Un article du « Forward » par Ben Sales, Traduit et adapté par Victor Kuperminc [1]
« Ils sont d’un niveau physique et mental très bas ; ils sont crasseux, ils sont d’un comportement dangereux. Ils sont non Américains. »
Ce sont les termes présentés à la haute Autorité de l’immigration, en 1924. Un document rédigé par le Directeur des Services Consulaires des Etats-Unis, approuvé par le Secrétaire d’Etat. Cette année-là, le Congrès avait approuvé un texte qui limitait drastiquement l’immigration en provenance du Sud et de l’Est de l’Europe. Une réponse aux sentiments xénophobes exprimés à travers le pays.
La note ne mentionnait pas les Juifs ; mais ils étaient visés. Selon les statistiques 120000 juifs arrivèrent aux Etats Unis en 1921. Après la promulgation de la loi, le chiffre tomba à 10000. Les journaux titrèrent : « L’Amérique ferme ses portes à l’immigration. »
La théorie nativiste du siècle dernier fut de nouveau exprimée par les termes utilisé par le Président au cours d’une récente assemblée de législateurs, au cours de laquelle les participants rapportèrent qu’il posa la question : « Pourquoi les Etats-Unis autorisent-ils l’accueil de gens en provenance de « pays de merde ». Étaient visés, les immigrants d’Afrique et d’Haiti. Il suggéra que l’on admette plutôt les immigrants en provenance des pays du Nord, comme la Norvège.
Trump tweeta un vague démenti. Mais, les termes utilisés furent confirmés par nombre de participants, dont le Sénateur de l’Illinois, Dick Durbin.
Bien que les représentants de 1920 n’aient pas utilisés les mots de Trump, ils s’opposèrent à l’accueil des immigrants venant de « pays indésirables » tels que les Italiens, les Slaves et les Juifs d’Europe orientale. De même, les Chinois furent également bannis. Le Sénateur David Reed, qui donna son nom à la Loi de 1924, souhaita le premier « qu’on accueille plus d’immigrants en provenance des pays nordiques ».
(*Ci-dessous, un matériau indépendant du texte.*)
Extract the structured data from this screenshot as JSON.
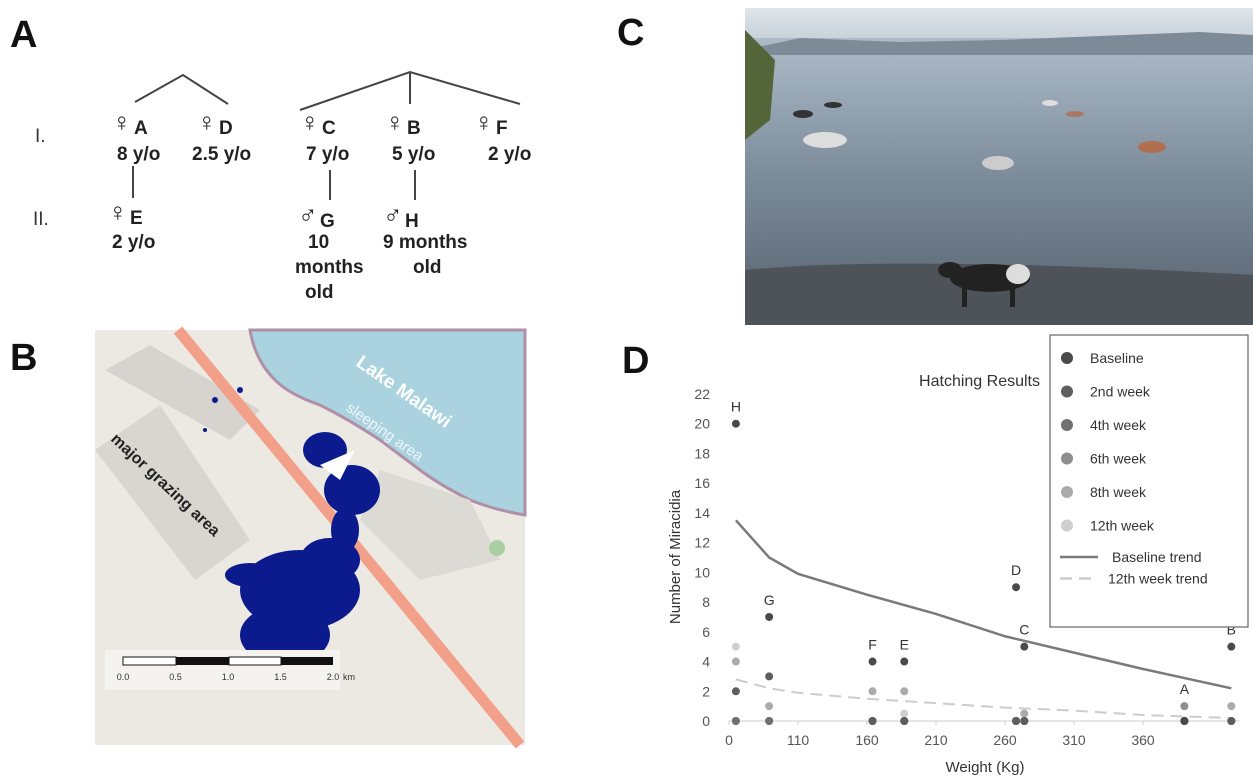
{
  "panels": {
    "a": "A",
    "b": "B",
    "c": "C",
    "d": "D"
  },
  "pedigree": {
    "generations": [
      "I.",
      "II."
    ],
    "nodes": [
      {
        "symbol": "♀",
        "label": "A",
        "age": [
          "8 y/o"
        ]
      },
      {
        "symbol": "♀",
        "label": "D",
        "age": [
          "2.5 y/o"
        ]
      },
      {
        "symbol": "♀",
        "label": "C",
        "age": [
          "7 y/o"
        ]
      },
      {
        "symbol": "♀",
        "label": "B",
        "age": [
          "5 y/o"
        ]
      },
      {
        "symbol": "♀",
        "label": "F",
        "age": [
          "2 y/o"
        ]
      },
      {
        "symbol": "♀",
        "label": "E",
        "age": [
          "2 y/o"
        ]
      },
      {
        "symbol": "♂",
        "label": "G",
        "age": [
          "10",
          "months",
          "old"
        ]
      },
      {
        "symbol": "♂",
        "label": "H",
        "age": [
          "9 months",
          "old"
        ]
      }
    ]
  },
  "map": {
    "lake": "Lake Malawi",
    "sleeping": "sleeping area",
    "grazing": "major grazing area",
    "scale": [
      "0.0",
      "0.5",
      "1.0",
      "1.5",
      "2.0"
    ],
    "unit": "km"
  },
  "chart_data": {
    "type": "scatter",
    "title": "Hatching Results",
    "x_label": "Weight (Kg)",
    "y_label": "Number of Miracidia",
    "x": [
      11,
      64,
      164,
      187,
      268,
      274,
      390,
      424
    ],
    "point_labels": [
      "H",
      "G",
      "F",
      "E",
      "D",
      "C",
      "A",
      "B"
    ],
    "series": [
      {
        "name": "Baseline",
        "color": "#4a4a4a",
        "values": [
          20,
          7,
          4,
          4,
          9,
          5,
          0,
          5
        ]
      },
      {
        "name": "2nd week",
        "color": "#5e5e5e",
        "values": [
          2,
          3,
          0,
          0,
          0,
          0,
          0,
          0
        ]
      },
      {
        "name": "4th week",
        "color": "#707070",
        "values": [
          0,
          0,
          0,
          0,
          0,
          0,
          0,
          0
        ]
      },
      {
        "name": "6th week",
        "color": "#8e8e8e",
        "values": [
          0,
          0,
          0,
          0,
          0,
          0,
          1,
          0
        ]
      },
      {
        "name": "8th week",
        "color": "#ababab",
        "values": [
          4,
          1,
          2,
          2,
          0,
          0.5,
          0,
          1
        ]
      },
      {
        "name": "12th week",
        "color": "#cfcfcf",
        "values": [
          5,
          0,
          0,
          0.5,
          0,
          0,
          0,
          0
        ]
      }
    ],
    "trends": [
      {
        "name": "Baseline trend",
        "color": "#7a7a7a",
        "dashed": false,
        "x": [
          11,
          64,
          110,
          160,
          210,
          260,
          310,
          360,
          424
        ],
        "values": [
          13.5,
          11,
          9.9,
          8.5,
          7.2,
          5.7,
          4.6,
          3.5,
          2.2
        ]
      },
      {
        "name": "12th week trend",
        "color": "#cccccc",
        "dashed": true,
        "x": [
          11,
          64,
          110,
          160,
          210,
          260,
          310,
          360,
          424
        ],
        "values": [
          2.8,
          2.2,
          1.9,
          1.5,
          1.2,
          0.9,
          0.7,
          0.4,
          0.2
        ]
      }
    ],
    "xlim": [
      0,
      430
    ],
    "xticks": [
      0,
      110,
      160,
      210,
      260,
      310,
      360
    ],
    "ylim": [
      0,
      22
    ],
    "yticks": [
      0,
      2,
      4,
      6,
      8,
      10,
      12,
      14,
      16,
      18,
      20,
      22
    ],
    "grid": false,
    "legend": "upper right"
  }
}
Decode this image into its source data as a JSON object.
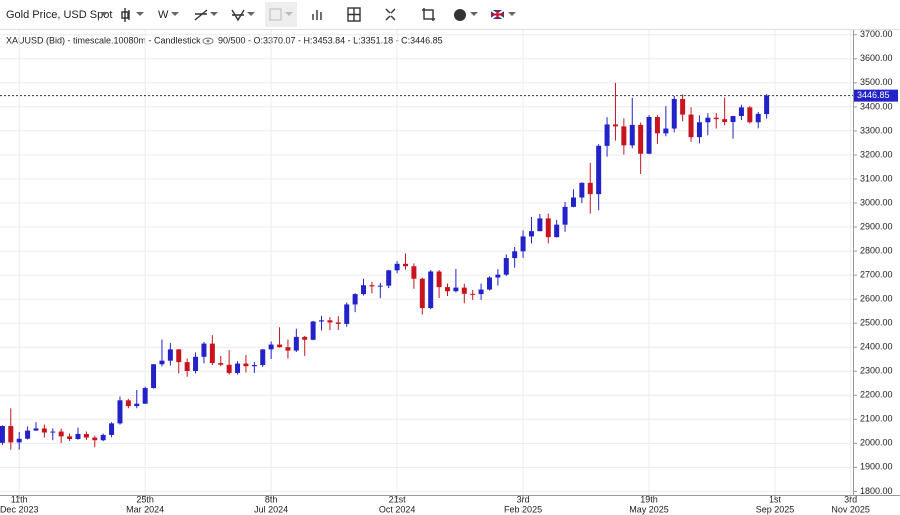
{
  "toolbar": {
    "instrument": "Gold Price, USD Spot",
    "interval": "W"
  },
  "chart_data": {
    "type": "candlestick",
    "title": "XAUUSD (Bid) - timescale.10080m - Candlestick",
    "subtitle": "90/500 - O:3370.07 - H:3453.84 - L:3351.18 - C:3446.85",
    "colors": {
      "up": "#2222c8",
      "down": "#c8141e"
    },
    "grid": true,
    "x": [
      "2023-11-27",
      "2023-12-04",
      "2023-12-11",
      "2023-12-18",
      "2023-12-25",
      "2024-01-01",
      "2024-01-08",
      "2024-01-15",
      "2024-01-22",
      "2024-01-29",
      "2024-02-05",
      "2024-02-12",
      "2024-02-19",
      "2024-02-26",
      "2024-03-04",
      "2024-03-11",
      "2024-03-18",
      "2024-03-25",
      "2024-04-01",
      "2024-04-08",
      "2024-04-15",
      "2024-04-22",
      "2024-04-29",
      "2024-05-06",
      "2024-05-13",
      "2024-05-20",
      "2024-05-27",
      "2024-06-03",
      "2024-06-10",
      "2024-06-17",
      "2024-06-24",
      "2024-07-01",
      "2024-07-08",
      "2024-07-15",
      "2024-07-22",
      "2024-07-29",
      "2024-08-05",
      "2024-08-12",
      "2024-08-19",
      "2024-08-26",
      "2024-09-02",
      "2024-09-09",
      "2024-09-16",
      "2024-09-23",
      "2024-09-30",
      "2024-10-07",
      "2024-10-14",
      "2024-10-21",
      "2024-10-28",
      "2024-11-04",
      "2024-11-11",
      "2024-11-18",
      "2024-11-25",
      "2024-12-02",
      "2024-12-09",
      "2024-12-16",
      "2024-12-23",
      "2024-12-30",
      "2025-01-06",
      "2025-01-13",
      "2025-01-20",
      "2025-01-27",
      "2025-02-03",
      "2025-02-10",
      "2025-02-17",
      "2025-02-24",
      "2025-03-03",
      "2025-03-10",
      "2025-03-17",
      "2025-03-24",
      "2025-03-31",
      "2025-04-07",
      "2025-04-14",
      "2025-04-21",
      "2025-04-28",
      "2025-05-05",
      "2025-05-12",
      "2025-05-19",
      "2025-05-26",
      "2025-06-02",
      "2025-06-09",
      "2025-06-16",
      "2025-06-23",
      "2025-06-30",
      "2025-07-07",
      "2025-07-14",
      "2025-07-21",
      "2025-07-28",
      "2025-08-04",
      "2025-08-11",
      "2025-08-18",
      "2025-08-25"
    ],
    "open": [
      2002,
      2072,
      2004,
      2019,
      2053,
      2062,
      2045,
      2049,
      2029,
      2018,
      2039,
      2024,
      2013,
      2035,
      2083,
      2179,
      2155,
      2165,
      2230,
      2329,
      2344,
      2391,
      2338,
      2301,
      2360,
      2415,
      2334,
      2327,
      2293,
      2332,
      2321,
      2326,
      2391,
      2411,
      2400,
      2386,
      2443,
      2431,
      2507,
      2512,
      2503,
      2497,
      2578,
      2621,
      2658,
      2653,
      2656,
      2720,
      2747,
      2737,
      2685,
      2563,
      2715,
      2650,
      2633,
      2648,
      2622,
      2621,
      2640,
      2690,
      2702,
      2771,
      2799,
      2861,
      2883,
      2936,
      2858,
      2910,
      2984,
      3023,
      3084,
      3037,
      3238,
      3327,
      3319,
      3240,
      3325,
      3205,
      3358,
      3290,
      3310,
      3433,
      3368,
      3274,
      3336,
      3355,
      3349,
      3337,
      3362,
      3398,
      3336,
      3370.07
    ],
    "high": [
      2075,
      2146,
      2047,
      2070,
      2088,
      2078,
      2062,
      2061,
      2041,
      2065,
      2049,
      2032,
      2041,
      2088,
      2195,
      2185,
      2222,
      2236,
      2330,
      2432,
      2418,
      2392,
      2353,
      2378,
      2422,
      2450,
      2364,
      2388,
      2342,
      2368,
      2338,
      2392,
      2424,
      2483,
      2432,
      2477,
      2447,
      2509,
      2531,
      2525,
      2529,
      2586,
      2625,
      2685,
      2672,
      2668,
      2722,
      2758,
      2790,
      2749,
      2689,
      2721,
      2721,
      2665,
      2726,
      2664,
      2638,
      2665,
      2695,
      2725,
      2786,
      2817,
      2886,
      2942,
      2954,
      2956,
      2930,
      3004,
      3057,
      3086,
      3167,
      3245,
      3357,
      3500,
      3352,
      3438,
      3335,
      3366,
      3366,
      3403,
      3446,
      3452,
      3398,
      3365,
      3374,
      3375,
      3439,
      3363,
      3409,
      3404,
      3379,
      3453.84
    ],
    "low": [
      1993,
      1973,
      1974,
      2016,
      2052,
      2024,
      2013,
      2001,
      2010,
      2015,
      2014,
      1984,
      2009,
      2025,
      2078,
      2146,
      2146,
      2164,
      2228,
      2320,
      2324,
      2291,
      2277,
      2291,
      2333,
      2325,
      2321,
      2286,
      2286,
      2295,
      2293,
      2318,
      2351,
      2398,
      2353,
      2380,
      2364,
      2429,
      2470,
      2471,
      2472,
      2485,
      2546,
      2615,
      2624,
      2604,
      2646,
      2708,
      2723,
      2643,
      2536,
      2558,
      2605,
      2613,
      2628,
      2583,
      2597,
      2597,
      2636,
      2657,
      2696,
      2731,
      2772,
      2832,
      2882,
      2832,
      2857,
      2880,
      2982,
      3000,
      2956,
      2970,
      3193,
      3260,
      3202,
      3228,
      3121,
      3204,
      3246,
      3278,
      3294,
      3340,
      3255,
      3248,
      3282,
      3310,
      3324,
      3268,
      3345,
      3331,
      3311,
      3351.18
    ],
    "close": [
      2072,
      2004,
      2019,
      2053,
      2062,
      2045,
      2049,
      2029,
      2018,
      2039,
      2024,
      2013,
      2035,
      2083,
      2179,
      2155,
      2165,
      2230,
      2329,
      2344,
      2391,
      2338,
      2301,
      2360,
      2415,
      2334,
      2327,
      2293,
      2332,
      2321,
      2326,
      2391,
      2411,
      2400,
      2386,
      2443,
      2431,
      2507,
      2512,
      2503,
      2497,
      2578,
      2621,
      2658,
      2653,
      2656,
      2720,
      2747,
      2737,
      2685,
      2563,
      2715,
      2650,
      2633,
      2648,
      2622,
      2621,
      2640,
      2690,
      2702,
      2771,
      2799,
      2861,
      2883,
      2936,
      2858,
      2910,
      2984,
      3023,
      3084,
      3037,
      3238,
      3327,
      3319,
      3240,
      3325,
      3205,
      3358,
      3290,
      3310,
      3433,
      3368,
      3274,
      3336,
      3355,
      3349,
      3337,
      3362,
      3398,
      3336,
      3371,
      3446.85
    ],
    "xlim": [
      "2023-11-25",
      "2025-11-05"
    ],
    "xticks": [
      {
        "value": "2023-12-11",
        "label": [
          "11th",
          "Dec 2023"
        ]
      },
      {
        "value": "2024-03-25",
        "label": [
          "25th",
          "Mar 2024"
        ]
      },
      {
        "value": "2024-07-08",
        "label": [
          "8th",
          "Jul 2024"
        ]
      },
      {
        "value": "2024-10-21",
        "label": [
          "21st",
          "Oct 2024"
        ]
      },
      {
        "value": "2025-02-03",
        "label": [
          "3rd",
          "Feb 2025"
        ]
      },
      {
        "value": "2025-05-19",
        "label": [
          "19th",
          "May 2025"
        ]
      },
      {
        "value": "2025-09-01",
        "label": [
          "1st",
          "Sep 2025"
        ]
      },
      {
        "value": "2025-11-03",
        "label": [
          "3rd",
          "Nov 2025"
        ]
      }
    ],
    "ylim": [
      1785,
      3720
    ],
    "yticks": [
      {
        "value": 1800,
        "label": "1800.00"
      },
      {
        "value": 1900,
        "label": "1900.00"
      },
      {
        "value": 2000,
        "label": "2000.00"
      },
      {
        "value": 2100,
        "label": "2100.00"
      },
      {
        "value": 2200,
        "label": "2200.00"
      },
      {
        "value": 2300,
        "label": "2300.00"
      },
      {
        "value": 2400,
        "label": "2400.00"
      },
      {
        "value": 2500,
        "label": "2500.00"
      },
      {
        "value": 2600,
        "label": "2600.00"
      },
      {
        "value": 2700,
        "label": "2700.00"
      },
      {
        "value": 2800,
        "label": "2800.00"
      },
      {
        "value": 2900,
        "label": "2900.00"
      },
      {
        "value": 3000,
        "label": "3000.00"
      },
      {
        "value": 3100,
        "label": "3100.00"
      },
      {
        "value": 3200,
        "label": "3200.00"
      },
      {
        "value": 3300,
        "label": "3300.00"
      },
      {
        "value": 3400,
        "label": "3400.00"
      },
      {
        "value": 3500,
        "label": "3500.00"
      },
      {
        "value": 3600,
        "label": "3600.00"
      },
      {
        "value": 3700,
        "label": "3700.00"
      }
    ]
  }
}
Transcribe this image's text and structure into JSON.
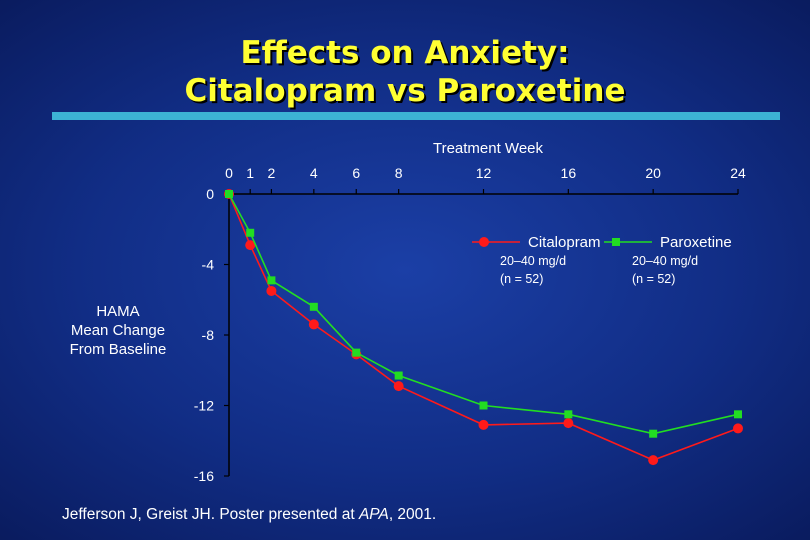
{
  "title_line1": "Effects on Anxiety:",
  "title_line2": "Citalopram vs Paroxetine",
  "citation_pre": "Jefferson J, Greist JH. Poster presented at ",
  "citation_em": "APA",
  "citation_post": ", 2001.",
  "colors": {
    "citalopram": "#ff1a1a",
    "paroxetine": "#22dd22",
    "title": "#ffff33",
    "rule": "#3cb3d4"
  },
  "chart_data": {
    "type": "line",
    "title": "",
    "xlabel": "Treatment Week",
    "ylabel": "HAMA\nMean Change\nFrom Baseline",
    "x_axis_position": "top",
    "xticks": [
      0,
      1,
      2,
      4,
      6,
      8,
      12,
      16,
      20,
      24
    ],
    "xlim": [
      0,
      24
    ],
    "yticks": [
      0,
      -4,
      -8,
      -12,
      -16
    ],
    "ylim": [
      -16,
      0
    ],
    "grid": false,
    "legend_position": "top-right",
    "series": [
      {
        "name": "Citalopram",
        "detail_line1": "20–40 mg/d",
        "detail_line2": "(n = 52)",
        "marker": "circle",
        "color": "#ff1a1a",
        "x": [
          0,
          1,
          2,
          4,
          6,
          8,
          12,
          16,
          20,
          24
        ],
        "y": [
          0,
          -2.9,
          -5.5,
          -7.4,
          -9.1,
          -10.9,
          -13.1,
          -13.0,
          -15.1,
          -13.3
        ]
      },
      {
        "name": "Paroxetine",
        "detail_line1": "20–40 mg/d",
        "detail_line2": "(n = 52)",
        "marker": "square",
        "color": "#22dd22",
        "x": [
          0,
          1,
          2,
          4,
          6,
          8,
          12,
          16,
          20,
          24
        ],
        "y": [
          0,
          -2.2,
          -4.9,
          -6.4,
          -9.0,
          -10.3,
          -12.0,
          -12.5,
          -13.6,
          -12.5
        ]
      }
    ]
  }
}
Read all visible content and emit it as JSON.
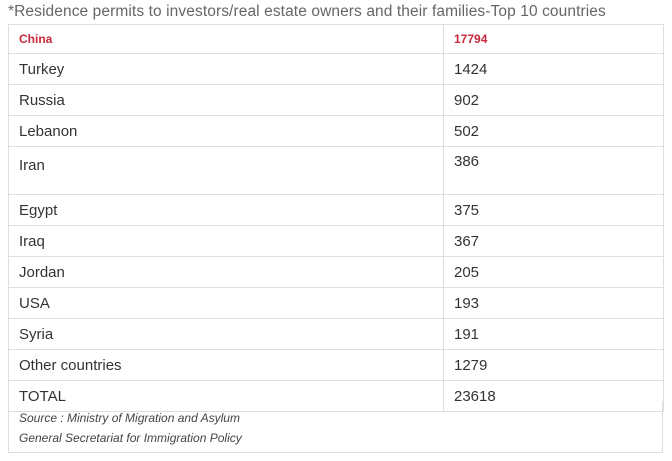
{
  "caption": "*Residence permits to investors/real estate owners and their families-Top 10 countries",
  "table": {
    "header": {
      "country": "China",
      "value": "17794"
    },
    "rows": [
      {
        "country": "Turkey",
        "value": "1424"
      },
      {
        "country": "Russia",
        "value": "902"
      },
      {
        "country": "Lebanon",
        "value": "502"
      },
      {
        "country": "Iran",
        "value": "386"
      },
      {
        "country": "Egypt",
        "value": "375"
      },
      {
        "country": "Iraq",
        "value": "367"
      },
      {
        "country": "Jordan",
        "value": "205"
      },
      {
        "country": "USA",
        "value": "193"
      },
      {
        "country": "Syria",
        "value": "191"
      },
      {
        "country": "Other countries",
        "value": "1279"
      },
      {
        "country": "TOTAL",
        "value": "23618"
      }
    ]
  },
  "source": {
    "line1": "Source : Ministry of Migration and Asylum",
    "line2": "General Secretariat for Immigration Policy"
  },
  "colors": {
    "highlight_text": "#c8283c",
    "border": "#dedede",
    "caption_text": "#666666"
  }
}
Un amendement à la Loi de 1924 concernait principalement le nombre des Juifs Russes émigrant en Amérique en « disproportion incompatible avec la population dominante de ce pays ». Le sénateur qui avait présenté le texte nia être antisémite. L’amendement ne fut pas retenu.
Ce préjugé exista durant des décennies avant la Loi de 1924. Une communication présentée par le Sénateur Henry Cabot Lodge désignait « les Juifs, les Italiens et les Polonais comme « des races nuisibles au peuple américain. »
« Aux yeux des politiciens des années 1920, les indésirables étaient les Juifs, les Italiens et les Slaves », affirme Jonathan Sarna, professeur d’Histoire Juive à la Brandeis University. Aujourd’hui, ce sont les Haitiens, les Latino Américains et les Africains. Il fut un temps où nous étions les indésirables. Les Juifs de cette époque admettaient volontiers qu’ils étaient heureux de fuir leurs mauvaises conditions de vie.
Le poème d’Emma Lazarus[2], gravé sur le piédestal de la statue de la Liberté de New-York, les qualifiait de « rebut ». La différence avec la tendance actuelle, c’est que ces conditions de vie étaient considérées comme une raison de les accepter, non de les refuser.
Voici les derniers vers de ce célèbre poème :
« Garde, Vieux Monde, tes fastes d’un autre âge…
Donne-moi tes pauvres, tes exténués,
qui, en rangs pressés aspirent à vivre libres,
le rebut de tes rivages surpeuplés, envoie-les moi,
les déshérités que la tempête me les rapporte,
de ma lumière, j’éclaire la Porte d’Or »
Pour nombre de Juifs, et pour la majorité des américains, qui se souviennent de leurs propres racines, l’Amérique était un refuge, « le pays des grandes opportunités où les gens libres et courageux pouvaient réaliser de grandes choses. »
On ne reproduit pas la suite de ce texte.